Anonymous – 2
Dear 17 year old.
I am writing to you because I have something to ask of you. I want to ask you for your forgiveness. I have blamed you for nine years now and have questioned why you did not leave your rapist or tell someone about what he did to you.
I want you to know that it was not your fault. You were just a kid who was trying to be like your peers by having a boyfriend and going out with someone who loved you. I know now why you stayed in that relationship even after you were raped. You were scared. So scared that you were even willing to be silent and continue to go on by yourself.
How did you do it? I am impressed with your strength. You were raped and continued to go to school and graduated with high honors. You even applied to colleges and prepared for your next move into the future. You were so strong.
I want to tell you how sorry I am for pushing you away, instead of embracing your strength and courage. I want to let you know that you are safe no and are loved by me. The person who raped you no longer has a part of you. I want you to join me into the unknown future. I realize now that I can only learn from you and hope that I can be as strong as you were during that period in my life.
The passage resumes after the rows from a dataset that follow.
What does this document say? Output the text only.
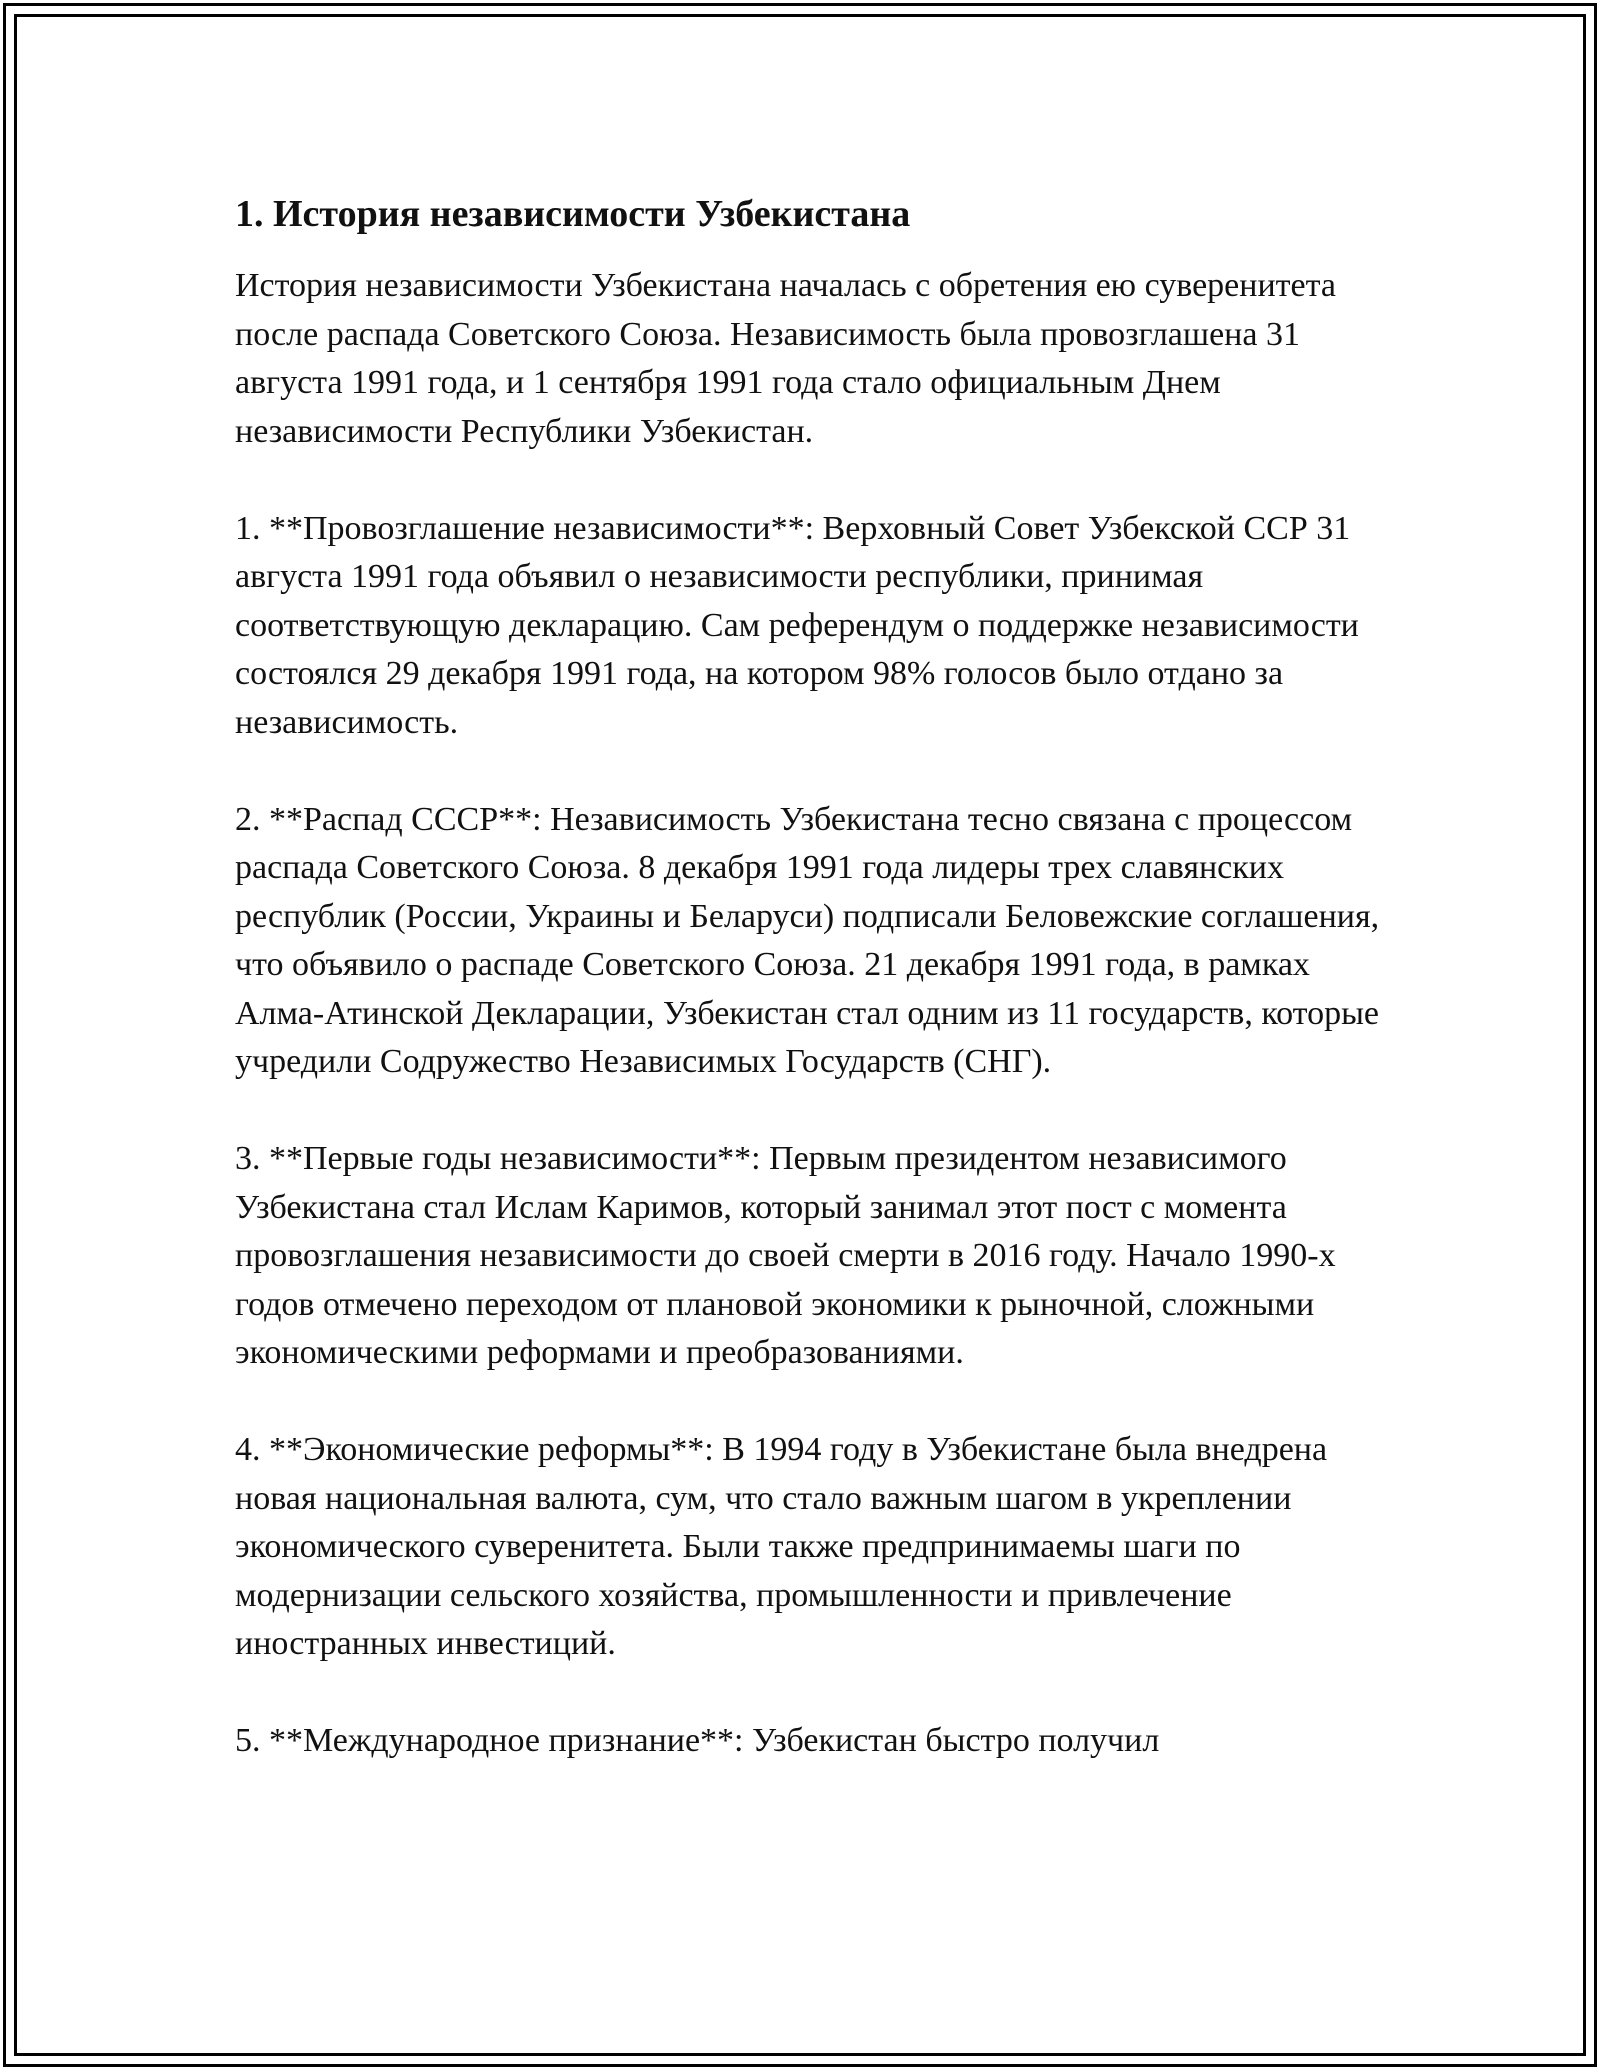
1. История независимости Узбекистана

История независимости Узбекистана началась с обретения ею суверенитета после распада Советского Союза. Независимость была провозглашена 31 августа 1991 года, и 1 сентября 1991 года стало официальным Днем независимости Республики Узбекистан.

1. **Провозглашение независимости**: Верховный Совет Узбекской ССР 31 августа 1991 года объявил о независимости республики, принимая соответствующую декларацию. Сам референдум о поддержке независимости состоялся 29 декабря 1991 года, на котором 98% голосов было отдано за независимость.

2. **Распад СССР**: Независимость Узбекистана тесно связана с процессом распада Советского Союза. 8 декабря 1991 года лидеры трех славянских республик (России, Украины и Беларуси) подписали Беловежские соглашения, что объявило о распаде Советского Союза. 21 декабря 1991 года, в рамках Алма-Атинской Декларации, Узбекистан стал одним из 11 государств, которые учредили Содружество Независимых Государств (СНГ).

3. **Первые годы независимости**: Первым президентом независимого Узбекистана стал Ислам Каримов, который занимал этот пост с момента провозглашения независимости до своей смерти в 2016 году. Начало 1990-х годов отмечено переходом от плановой экономики к рыночной, сложными экономическими реформами и преобразованиями.

4. **Экономические реформы**: В 1994 году в Узбекистане была внедрена новая национальная валюта, сум, что стало важным шагом в укреплении экономического суверенитета. Были также предпринимаемы шаги по модернизации сельского хозяйства, промышленности и привлечение иностранных инвестиций.

5. **Международное признание**: Узбекистан быстро получил
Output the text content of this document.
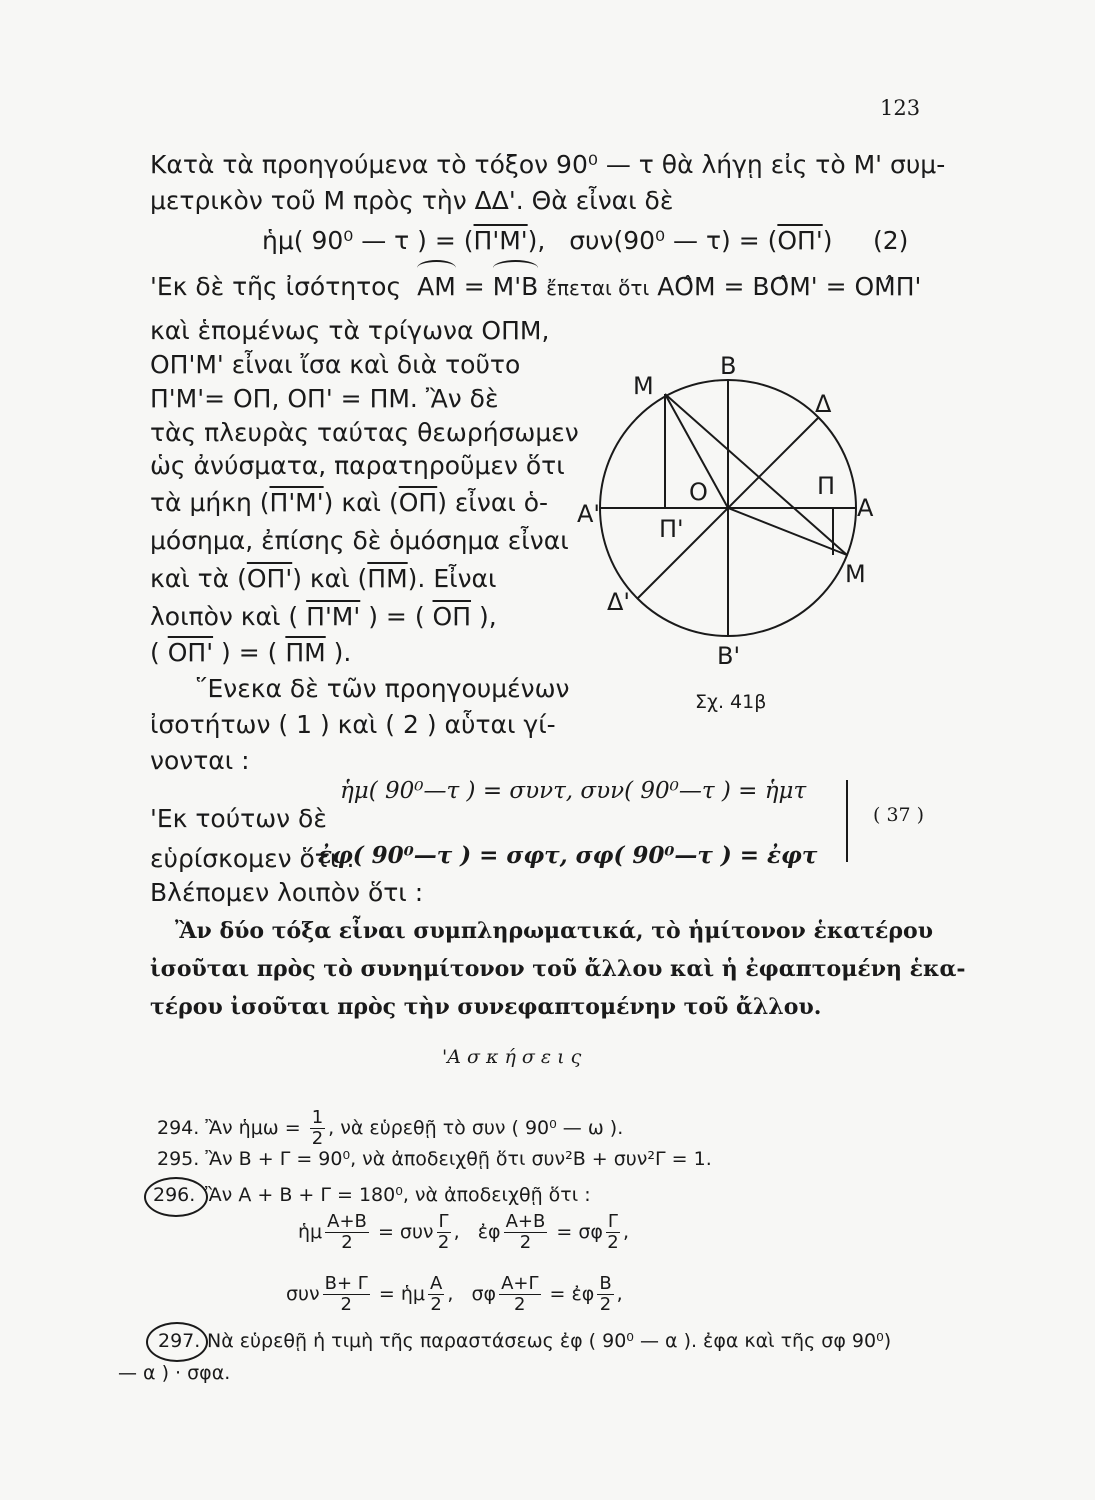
123
Κατὰ τὰ προηγούμενα τὸ τόξον 90⁰ — τ θὰ λήγῃ εἰς τὸ Μ' συμ-
μετρικὸν τοῦ Μ πρὸς τὴν ΔΔ'. Θὰ εἶναι δὲ
ἡμ( 90⁰ — τ ) = (Π'Μ'), συν(90⁰ — τ) = (ΟΠ') (2)
'Εκ δὲ τῆς ἰσότητος ΑΜ = Μ'Β ἔπεται ὅτι ΑΟ̂Μ = ΒΟ̂Μ' = ΟΜ̂Π'
καὶ ἑπομένως τὰ τρίγωνα ΟΠΜ,
ΟΠ'Μ' εἶναι ἴσα καὶ διὰ τοῦτο
Π'Μ'= ΟΠ, ΟΠ' = ΠΜ. Ἂν δὲ
τὰς πλευρὰς ταύτας θεωρήσωμεν
ὡς ἀνύσματα, παρατηροῦμεν ὅτι
τὰ μήκη (Π'Μ') καὶ $(\overline{O\Pi})$ εἶναι ὁ-
μόσημα, ἐπίσης δὲ ὁμόσημα εἶναι
καὶ τὰ (ΟΠ') καὶ $(\overline{\Pi M})$. Εἶναι
λοιπὸν καὶ ( Π'Μ' ) = ( $\overline{O\Pi}$ ),
( ΟΠ' ) = ( $\overline{\Pi M}$ ).
῞Ενεκα δὲ τῶν προηγουμένων
ἰσοτήτων ( 1 ) καὶ ( 2 ) αὗται γί-
νονται :
Β
Μ
Δ
Ο	Π
Α'
Π'
Α
Μ
Δ'
Β'
Σχ. 41β
'Εκ τούτων δὲ
εὑρίσκομεν ὅτι :
ἡμ( 90⁰—τ ) = συντ, συν( 90⁰—τ ) = ἡμτ
ἐφ( 90⁰—τ ) = σφτ, σφ( 90⁰—τ ) = ἐφτ
( 37 )
Βλέπομεν λοιπὸν ὅτι :
Ἂν δύο τόξα εἶναι συμπληρωματικά, τὸ ἡμίτονον ἑκατέρου
ἰσοῦται πρὸς τὸ συνημίτονον τοῦ ἄλλου καὶ ἡ ἐφαπτομένη ἑκα-
τέρου ἰσοῦται πρὸς τὴν συνεφαπτομένην τοῦ ἄλλου.
'Α σ κ ή σ ε ι ς
294. Ἂν ἡμω = $\frac{1}{2}$ , νὰ εὑρεθῇ τὸ συν ( 90⁰ — ω ).
295. Ἂν Β + Γ = 90⁰, νὰ ἀποδειχθῇ ὅτι συν²Β + συν²Γ = 1.
296. Ἂν Α + Β + Γ = 180⁰, νὰ ἀποδειχθῇ ὅτι :
ἡμ $\frac{A+B}{2} = \sigma\upsilon\nu \frac{\Gamma}{2}$ , ἐφ $\frac{A+B}{2} = \sigma\varphi \frac{\Gamma}{2}$ ,
συν $\frac{B+ \Gamma}{2}$ = ἡμ $\frac{A}{2}$ , σφ $\frac{A+\Gamma}{2}$ = ἐφ $\frac{B}{2}$ ,
297. Νὰ εὑρεθῇ ἡ τιμὴ τῆς παραστάσεως ἐφ ( 90⁰ — α ). ἐφα καὶ τῆς σφ 90⁰)
— α ) · σφα.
I don’t know what the future holds but if I live to be 70, I will sit as the shore and look out at the wide-open ocean. Guess what? You will never be blamed again foe a choice that you did not decide or agree with. You will be with me. You are (anonymous name) and I love you!
The door is open and I am letting you in. You are truly a part of me and I am glad you are safe now. You should have been with me a long time age but it is never too late to learn and forgive. I am so glad you are here today with me, now and forever.